Band on edge

Snowden tries to pull away from the pack

“We’re about to put in more [working] hours than we ever have,” says Jordan Jeffares, Snowden’s guitarist and bandleader. As he speaks, clouds hover outside the Maasty Computers Internet Cafe where he and two other members of Snowden sit, portending a furious summer thunderstorm. Traffic congeals on the road nearby. “We’re about to be heard by more people in two months than in three years.”

Formed in 2002, Snowden is finally issuing its debut album, Anti-Anti, on the respected indie label Jade Tree Records. The group will have its album release party at the Drunken Unicorn, a rock venue located next door to the café. Three days after the party, Snowden plays in Chapel Hill, N.C., the first stop on a 24-city national tour.

So on the eve of Anti-Anti’s release, Jeffares, guitarist David Payne and bassist Corinne Lee deliberate reaching a national audience for the first time. (Drummer Chandler Rentz couldn’t make the meeting.) It’s an event fraught with potential growth and existential worry. Is this the first step to achieving industry success on the scale of the Arcade Fire and Clap Your Hands Say Yeah, two bands Snowden once performed with? Will indie-rock fans in other cities embrace Snowden as they did in Atlanta and New York? How will music critics receive Anti-Anti?

“A co-worker said that there’s a little snippet in Jane magazine about us, which is cool. It’s small, but it’s nice that someone at a nationally distributed magazine notices us,” says Lee. “Of course, it took a lot of sweat to get here.”

Anti-Anti itself complicates the journey. On the surface, it bears all the traits of dance-rock — syncopated drum beats that form a steady, danceable rhythm and icy, neutered guitar lines — a sound oft-criticized and ridiculed by indie-rock fans in recent months. The music serves as an aesthetically appealing vehicle for Jeffares’ impressive emotional depths. His voice sounds light and wispy, projecting a fragile quality against Snowden’s dark and muscular rock. On “Filler is Wasted,” his words barely fit within the beat and sound more like an offhand lament than a traditional lyric. “This place gets in my eyes my clothes my nose/I try to hear your voice through the drone but I don’t,” he sings.

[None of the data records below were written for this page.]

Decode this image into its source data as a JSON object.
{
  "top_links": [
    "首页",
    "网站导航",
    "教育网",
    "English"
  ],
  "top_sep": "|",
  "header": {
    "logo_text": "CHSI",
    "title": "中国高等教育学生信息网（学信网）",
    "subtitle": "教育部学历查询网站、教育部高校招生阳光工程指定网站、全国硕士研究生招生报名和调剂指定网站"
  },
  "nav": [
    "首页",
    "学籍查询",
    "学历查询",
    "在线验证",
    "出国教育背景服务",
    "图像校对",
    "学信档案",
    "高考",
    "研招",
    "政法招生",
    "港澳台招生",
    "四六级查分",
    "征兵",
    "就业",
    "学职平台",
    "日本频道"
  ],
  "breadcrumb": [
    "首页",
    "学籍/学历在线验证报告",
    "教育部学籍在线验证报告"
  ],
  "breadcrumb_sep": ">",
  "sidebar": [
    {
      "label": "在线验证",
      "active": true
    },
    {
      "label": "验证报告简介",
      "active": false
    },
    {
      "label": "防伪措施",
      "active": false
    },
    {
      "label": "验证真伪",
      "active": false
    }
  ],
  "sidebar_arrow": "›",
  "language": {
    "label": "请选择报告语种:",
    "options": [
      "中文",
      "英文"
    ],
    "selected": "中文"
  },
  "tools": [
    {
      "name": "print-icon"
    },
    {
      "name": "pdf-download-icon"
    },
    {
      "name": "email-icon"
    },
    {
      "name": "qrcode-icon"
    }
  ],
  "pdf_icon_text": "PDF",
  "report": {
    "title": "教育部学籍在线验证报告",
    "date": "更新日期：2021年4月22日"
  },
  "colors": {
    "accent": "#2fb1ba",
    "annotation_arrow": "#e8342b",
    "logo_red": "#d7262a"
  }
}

“People keep telling me it’s an uncomfortable record,” says Jeffares. “The past few years, when I’ve written a lot of material, were very uncomfortable times for me. Coming out of college [at the University of Georgia, with a degree in political science] and being completely directionless, and often trying to change my surroundings and change my mood, and failing most of the time. Then there are the usual things everyone went through: as cliché as it is, failed romance and successful romance, and different things at looking at those things.” Sexual politics (“Innocent Heathen”) and social alienation and unrest (“Counterfeit Rules”) are frequent topics in his lyrics.

The disjointed and tortured poetry of Anti-Anti is more ambitious than the irony party most dance-rock bands promote. But will listeners appreciate the efforts Snowden makes to sound different from them? While acknowledging that the band started out somewhat imitative-sounding, it has since moved toward a distinct sound. “We’ve been trying to get away from anything sounding derivative,” says Lee. “This album is a good chance to define the band in a way not [similar] to other bands.”

“We’re playing a brand of rock and roll,” says Jeffares. “To sit here and try and claim we’re reinventing the wheel is ridiculous for most bands to do, even though they try to. We sit here doing what we’re doing, keeping the concept of just trying to be innovative with the music [we] have.”